As planned, Curley was ready for the fray when his turn came. Me pranced and bellowed when the halter line was hauled down and he was ordered to ‘hoosh'. He fell on one knee, and up again, to kneel on the other. He roared and danced; and Millie looked on, and her eyes plainly said to Bony: ‘How are you liking that?'

Bony unhurriedly took up a loading rope and tossed one end behind Curley's legs, and Curley knew that to rebel any longer would mean being tied down. So, without being ordered, he fell to his knees, grunted, and settled himself beside his pack-saddle. The game was over, and Millie sneered her contempt. A lion! Baa! Just another lamb.

The pack load must be accurately balanced. To each side of the straw-stuffed pack were hooked the saddle-bags and water-drums. On top were piled the spare rations, the swag, and the tent, the load then being roped. Through the rope was thrust the axe, and, to counter-balance the weight, the dozen iron tent pegs and telescopic pole. The riding saddle of iron was furnished with a bag cushion to sit behind the hump, and in the fore-part was strapped the tucker-box carrying food and eating utensils in current use. Another bag containing a fry-pan and billy-cans was fastened to this saddle and balanced by the rifle slung from the opposite side.

All this took a little time. The gear was in fairly good condition, but the rifle was a jewel, and had been the pride of old Lonergan's heart. A Savage, point OR, a high-powered weapon, it was kept and carried in a soft leather case.

“Seems that you know how to work these brutes,” remarked the elder Weatherby, who had approached from Bony's rear. “Here's your signed copy of the inventory. Still determined to look for the old feller's traps?”

Nodding, Bony gazed at his feet, then glanced up and past the big man's eyes.

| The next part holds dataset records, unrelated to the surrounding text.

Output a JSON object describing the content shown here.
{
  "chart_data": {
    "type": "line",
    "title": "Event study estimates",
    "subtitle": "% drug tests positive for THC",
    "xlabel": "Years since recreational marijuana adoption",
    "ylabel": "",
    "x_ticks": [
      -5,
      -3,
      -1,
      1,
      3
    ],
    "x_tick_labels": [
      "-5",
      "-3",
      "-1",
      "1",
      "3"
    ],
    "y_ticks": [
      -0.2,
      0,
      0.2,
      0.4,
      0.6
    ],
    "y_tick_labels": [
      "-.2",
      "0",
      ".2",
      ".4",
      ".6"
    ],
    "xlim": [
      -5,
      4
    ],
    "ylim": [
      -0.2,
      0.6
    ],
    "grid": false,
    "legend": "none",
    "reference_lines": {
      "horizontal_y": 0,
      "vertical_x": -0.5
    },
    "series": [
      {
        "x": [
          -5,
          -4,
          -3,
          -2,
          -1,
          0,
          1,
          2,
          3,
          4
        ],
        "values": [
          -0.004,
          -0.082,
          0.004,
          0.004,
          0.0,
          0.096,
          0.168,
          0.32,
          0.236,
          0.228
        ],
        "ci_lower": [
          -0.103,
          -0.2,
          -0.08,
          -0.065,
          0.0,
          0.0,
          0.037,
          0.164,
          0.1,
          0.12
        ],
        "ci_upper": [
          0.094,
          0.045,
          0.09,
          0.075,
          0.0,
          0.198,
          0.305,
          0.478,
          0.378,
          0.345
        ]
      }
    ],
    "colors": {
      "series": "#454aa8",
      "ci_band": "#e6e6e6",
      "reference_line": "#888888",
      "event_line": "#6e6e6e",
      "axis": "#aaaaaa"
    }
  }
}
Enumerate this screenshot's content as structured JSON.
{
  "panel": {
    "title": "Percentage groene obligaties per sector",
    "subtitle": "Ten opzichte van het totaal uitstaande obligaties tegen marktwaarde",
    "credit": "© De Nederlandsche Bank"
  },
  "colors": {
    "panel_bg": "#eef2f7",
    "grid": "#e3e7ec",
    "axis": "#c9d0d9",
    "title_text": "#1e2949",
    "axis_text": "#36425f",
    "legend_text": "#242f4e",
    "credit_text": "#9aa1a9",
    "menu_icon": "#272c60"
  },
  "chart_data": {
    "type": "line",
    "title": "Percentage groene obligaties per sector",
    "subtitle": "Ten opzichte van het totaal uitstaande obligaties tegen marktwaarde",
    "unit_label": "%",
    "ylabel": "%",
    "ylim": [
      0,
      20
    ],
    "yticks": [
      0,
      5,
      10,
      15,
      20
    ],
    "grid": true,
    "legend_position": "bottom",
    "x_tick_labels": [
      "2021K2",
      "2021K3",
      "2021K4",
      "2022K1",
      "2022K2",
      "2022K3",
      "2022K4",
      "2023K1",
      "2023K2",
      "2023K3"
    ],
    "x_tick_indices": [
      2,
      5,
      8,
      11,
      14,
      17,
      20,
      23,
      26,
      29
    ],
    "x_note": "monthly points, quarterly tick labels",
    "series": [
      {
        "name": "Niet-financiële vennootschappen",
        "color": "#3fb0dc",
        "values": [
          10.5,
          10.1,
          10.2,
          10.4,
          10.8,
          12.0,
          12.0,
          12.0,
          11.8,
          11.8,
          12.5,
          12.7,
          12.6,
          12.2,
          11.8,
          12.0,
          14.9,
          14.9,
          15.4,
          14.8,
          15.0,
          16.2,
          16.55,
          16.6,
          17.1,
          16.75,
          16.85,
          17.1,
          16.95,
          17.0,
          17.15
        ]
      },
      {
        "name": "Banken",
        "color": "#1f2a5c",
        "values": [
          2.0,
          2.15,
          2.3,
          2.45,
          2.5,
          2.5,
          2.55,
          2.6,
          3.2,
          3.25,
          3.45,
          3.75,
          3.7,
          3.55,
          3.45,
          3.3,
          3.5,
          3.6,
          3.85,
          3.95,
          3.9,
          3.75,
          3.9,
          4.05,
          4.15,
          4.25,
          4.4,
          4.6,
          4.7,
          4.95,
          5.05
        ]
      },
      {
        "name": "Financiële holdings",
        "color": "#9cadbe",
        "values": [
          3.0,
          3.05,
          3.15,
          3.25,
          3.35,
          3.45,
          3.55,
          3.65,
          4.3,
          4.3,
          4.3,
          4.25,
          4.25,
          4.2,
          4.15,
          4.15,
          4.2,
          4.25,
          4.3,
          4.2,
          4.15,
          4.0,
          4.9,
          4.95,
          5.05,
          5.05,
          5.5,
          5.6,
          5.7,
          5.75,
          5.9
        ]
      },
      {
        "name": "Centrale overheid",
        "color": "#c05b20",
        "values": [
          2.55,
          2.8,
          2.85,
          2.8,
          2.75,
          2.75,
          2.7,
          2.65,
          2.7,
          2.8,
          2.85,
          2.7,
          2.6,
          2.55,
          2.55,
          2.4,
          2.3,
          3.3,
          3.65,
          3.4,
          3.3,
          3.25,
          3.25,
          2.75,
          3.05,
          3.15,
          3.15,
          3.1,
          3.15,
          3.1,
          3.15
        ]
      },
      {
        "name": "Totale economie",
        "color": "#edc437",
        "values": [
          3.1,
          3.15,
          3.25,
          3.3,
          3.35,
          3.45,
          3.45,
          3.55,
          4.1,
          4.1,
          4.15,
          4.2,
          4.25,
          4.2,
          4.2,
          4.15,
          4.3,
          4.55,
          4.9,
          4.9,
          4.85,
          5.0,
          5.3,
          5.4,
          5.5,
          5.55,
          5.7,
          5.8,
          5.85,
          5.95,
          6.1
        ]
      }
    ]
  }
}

“Have to give it a burl, Mr. Weatherby. Make a try just to say I did. I take the track out past the blacks' camp for three miles, then leave the track and follow one going on due west to hit the bore. That right?”

“That's right. And twelve miles on from the bore to hit the Splinter. There's no permanent water beyond the bore.”

“I'll give it a burl, anyhow.”

“If you must.”

Careful to the last, Bony kicked at the dust, gazed about the homestead as though sad at leaving it, essayed a shy smile, and said:

“Reckon I'll give a day out from the bore lookin' for them traps, and then I'll make south down to Rawlinna.”

“Good idea. Waste of time looking for them, Black.”

Bony urged the camels to their feet. He tied the end of Curley's halter line to the riding-saddle, took up Millie's noseline and proceeded to lead the string of two away from the homestead, out by the motor shed, past the men's quarters, which appeared wholly unoccupied, and then skirted the aborigines' camp, comprising bag humpies, lean-tos and smoking camp-fires about which squatted men, women and children, silent, watchful and interested in the departing strange man from the Diamantina.

Ten minutes later Bony was still walking, the noseline hung from the crook of an arm. Millie was resignedly chewing cud. Curley continued to moan. Lucy ran on ahead, constantly looking back.

And so began the search for Lonergan's last trap-line, that camp he named Big Claypan, from which he had seen the unknown helicopter, the search for a dust mote in a vacuum.